07-01-2011, 19:05 | #1 |
Kuşkulu bir denklem: 'Kürt Sorunu = PKK' ||Emre Aköz
Gazeteci Cengiz Çandar Türkiye Ekonomik ve Sosyal Etüdler Vakfı'nın (TESEV) desteğiyle bir rapor hazırladı: "Dağdan İniş: PKK Nasıl Silah Bırakır? Kürt Sorununun Şiddetten Arındırılması..." Önemli bir rapor bu... Konuyla ilgili herkesin okuması ve tartışması gerek. Çünkü taraflarla bizzat konuşarak hazırlanmış bir çalışma...: Ayakları sımsıkı yere basıyor. Ancak Çandar'ın bir saptamasına ben katılmıyorum: Çandar özetle "Kürt Sorunu ile PKK Sorunu birbirinden ayrılamaz" diyor. Bense hem kuramsal hem de pratik açıdan böyle bir ayrımın olduğunu düşünüyorum. Kürt Sorunu Kürtlerin bir halk olmaktan gelen adeta "doğal" hak ve talepleriyle ilgilidir. PKK ise... Çıkış nedeni şekli mantığı ideolojisi ne olursa olsun... Bugün artık Kürt ulusalcılığının savaş makinesidir. Ulusalcılık kendine özgü talepleri de beraberinde getirir: Şimdi "özerklik"... Yarın "federasyon"... Şartlar uygun olduğunda da "bağımsız devlet". Burada temel bir soru çıkıyor karşımıza: "Temsil"... PKK-BDP çizgisi "kimi" temsil ediyor? Ulusalcı bir yapılanma olarak örgütün ve partinin iddiası "Bütün Kürtleri temsil ediyoruz" şeklinde. Ancak bu gerçek değil. Seçim verileri Kürtlerin BDP kadar AK Parti'ye de teveccüh gösterdiğini ortaya koyuyor. Üstelik Kürt vatandaşların AK Parti'ye sempatisi seçimden seçime değişiyor: Hükümet-Parti Kürt Sorunu hakkında olumlu işler yapıp insanların gönlünü kazanacak bir söylem tutturduğunda oyları artıyor. Aksi halde düşüyor.

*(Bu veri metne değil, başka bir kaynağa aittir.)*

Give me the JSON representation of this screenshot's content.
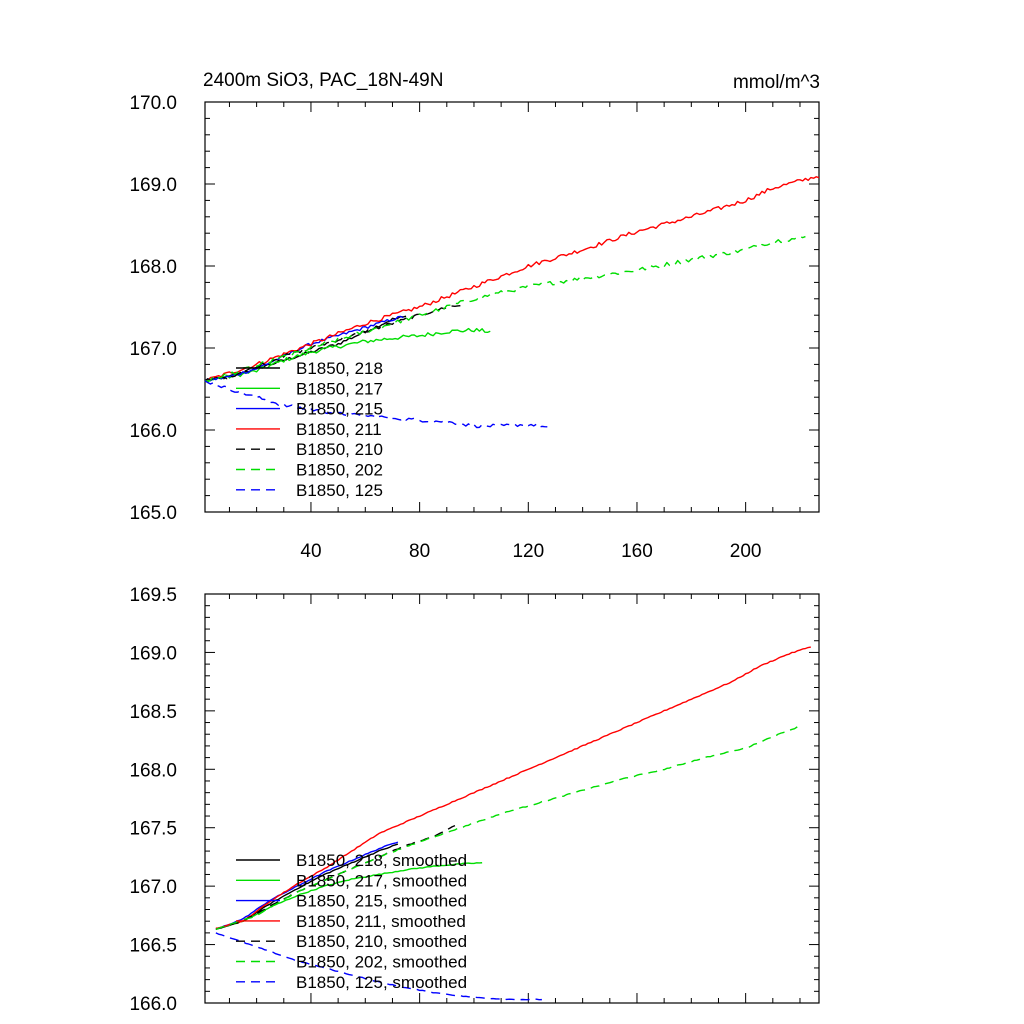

Bu iki veri şu anlama geliyor: 1) Kürt halkının kayda değer bir bölümü Kürt ulusalcılarının ardından gitmiyor. (İşareti: AKP desteği...) 2) Ancak bu kesim BDP destekçileri kadar keskin olmasa da Kürtlük bilincine sahip. (İşareti: AKP oylarındaki inişçıkışlar.) PKK-BDP'liler hem bütün Kürtlerin temsilcisi olmadıklarının farkındalar... Hem de Başbakan Erdoğan'ın uygun hamlelerle altlarındaki zemini sarsabileceğini biliyorlar. Bu yüzden "baş düşman" olarak devletiorduyu değil AK Parti'yi görüyorlar. Eğer şartlar buysa... Nasıl olur da "Kürt Sorunu ile PKK Sorunu birbirinden ayrılmaz" diyebiliriz?
|
|
|
Sayfayı E-Mail olarak gönder |
07-01-2011, 19:13 | #2 |
Çok güzel bir yazı. İste tam da bu yüzden ben de basbakanımız gibi kürt sorununun büyük oranda ya da hepten cözüldügünü ve bu yuzden ortada arıtk "kürt sorunu"nun kalmadığını düsünüyorum.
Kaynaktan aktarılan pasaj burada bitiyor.